JFernandoGR commented 2 years ago

@kbattocchi Thanks so much for giving me hints but is weird because last months library worked without any problem.

kbattocchi commented 2 years ago

Oddly, with scikit-learn 0.24.2 and econml 0.13 on my machine, I do not see this error, nor do I see it when running the following on Google Colab:

%pip install econml

from econml.dml import CausalForestDML
from sklearn.ensemble import RandomForestRegressor, RandomForestClassifier
import numpy as np
import pandas as pd

y_train = np.random.normal(size=1000)
t_train2 = np.random.choice([0, 1], size=1000)
X_train_scaled = np.random.normal(size=(1000, 10))
X_test_scaled = np.random.normal(size=(1000, 10))
df_predict_random1 = pd.DataFrame()

causal_forest_model = CausalForestDML(discrete_treatment=True, model_t = RandomForestClassifier(random_state = 1234), model_y= RandomForestRegressor(random_state=1234, max_features = "sqrt", n_estimators = 1800,max_depth = 10, min_samples_leaf = 55), n_estimators = 1000)
causal_forest_model.tune(y_train, t_train2, X=X_train_scaled)
causal_forest_model.fit(y_train, t_train2, X=X_train_scaled)
df_predict_random1['Control'] = pd.Series(causal_forest_model.effect(X_test_scaled, T1 = 0))
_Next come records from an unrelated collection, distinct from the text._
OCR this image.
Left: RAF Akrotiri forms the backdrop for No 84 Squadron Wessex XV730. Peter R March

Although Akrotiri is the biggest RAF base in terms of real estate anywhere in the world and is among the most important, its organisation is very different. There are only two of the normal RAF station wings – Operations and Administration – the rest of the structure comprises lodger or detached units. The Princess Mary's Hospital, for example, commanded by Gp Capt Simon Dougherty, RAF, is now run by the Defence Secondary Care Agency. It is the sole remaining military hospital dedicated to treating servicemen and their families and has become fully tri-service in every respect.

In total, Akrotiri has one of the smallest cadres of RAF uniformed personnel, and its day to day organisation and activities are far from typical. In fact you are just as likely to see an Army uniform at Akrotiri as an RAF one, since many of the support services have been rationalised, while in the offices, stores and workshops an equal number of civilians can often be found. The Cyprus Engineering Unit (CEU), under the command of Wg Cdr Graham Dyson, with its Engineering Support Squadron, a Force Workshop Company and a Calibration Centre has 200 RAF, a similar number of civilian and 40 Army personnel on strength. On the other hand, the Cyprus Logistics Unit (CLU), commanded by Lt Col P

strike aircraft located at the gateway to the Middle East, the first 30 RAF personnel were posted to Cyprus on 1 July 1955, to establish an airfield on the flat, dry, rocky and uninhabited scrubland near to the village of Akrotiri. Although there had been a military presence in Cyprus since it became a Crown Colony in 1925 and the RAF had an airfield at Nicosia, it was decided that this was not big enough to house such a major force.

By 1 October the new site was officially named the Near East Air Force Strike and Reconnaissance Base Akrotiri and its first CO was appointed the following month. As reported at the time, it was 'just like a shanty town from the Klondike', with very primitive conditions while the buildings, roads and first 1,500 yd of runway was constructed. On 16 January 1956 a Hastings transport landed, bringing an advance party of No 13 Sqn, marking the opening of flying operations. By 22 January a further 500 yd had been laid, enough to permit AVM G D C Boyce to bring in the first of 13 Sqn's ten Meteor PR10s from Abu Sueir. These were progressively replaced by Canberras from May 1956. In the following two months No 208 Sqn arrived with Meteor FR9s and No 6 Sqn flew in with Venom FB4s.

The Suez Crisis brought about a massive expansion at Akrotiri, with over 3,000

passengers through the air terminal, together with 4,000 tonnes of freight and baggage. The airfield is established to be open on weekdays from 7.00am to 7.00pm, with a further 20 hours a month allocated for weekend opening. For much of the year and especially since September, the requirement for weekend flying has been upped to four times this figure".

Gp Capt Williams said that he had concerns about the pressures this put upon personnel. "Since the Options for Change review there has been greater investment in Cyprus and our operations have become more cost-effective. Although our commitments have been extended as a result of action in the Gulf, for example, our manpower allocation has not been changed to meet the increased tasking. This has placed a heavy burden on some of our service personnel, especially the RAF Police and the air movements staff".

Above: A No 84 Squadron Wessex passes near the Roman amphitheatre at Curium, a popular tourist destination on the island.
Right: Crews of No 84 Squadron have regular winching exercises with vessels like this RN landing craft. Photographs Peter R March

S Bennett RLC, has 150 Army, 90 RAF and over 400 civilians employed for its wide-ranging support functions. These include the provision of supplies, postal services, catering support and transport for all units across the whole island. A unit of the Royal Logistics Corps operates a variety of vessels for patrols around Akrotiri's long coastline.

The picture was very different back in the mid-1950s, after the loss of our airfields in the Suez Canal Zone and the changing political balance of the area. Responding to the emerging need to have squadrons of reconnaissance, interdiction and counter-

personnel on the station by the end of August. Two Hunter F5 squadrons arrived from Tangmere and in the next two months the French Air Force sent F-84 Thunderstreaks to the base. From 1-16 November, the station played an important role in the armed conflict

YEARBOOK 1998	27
Could you provide a simple repro that includes dummy data?

Also, if you're using Anaconda, could you also provide the output of conda list?

econml 0.13 should be compatible with both scikit-learn 1.0 and scikit-learn 0.24, while econml 0.12 was only compatible with the latter, but perhaps you've found a corner case we did not sufficiently test.

kbattocchi commented 2 years ago

It looks like when upgrading econml in-place some of our native components are (incorrectly) not getting rebuilt because of how we use cython.

Uninstalling and then reinstalling econml should be a viable workaround for now; sorry for the inconvenience and we'll try to get this fixed in an update soon. Thanks for bringing this to our attention!

JFernandoGR commented 2 years ago

Thanks so much for your answers!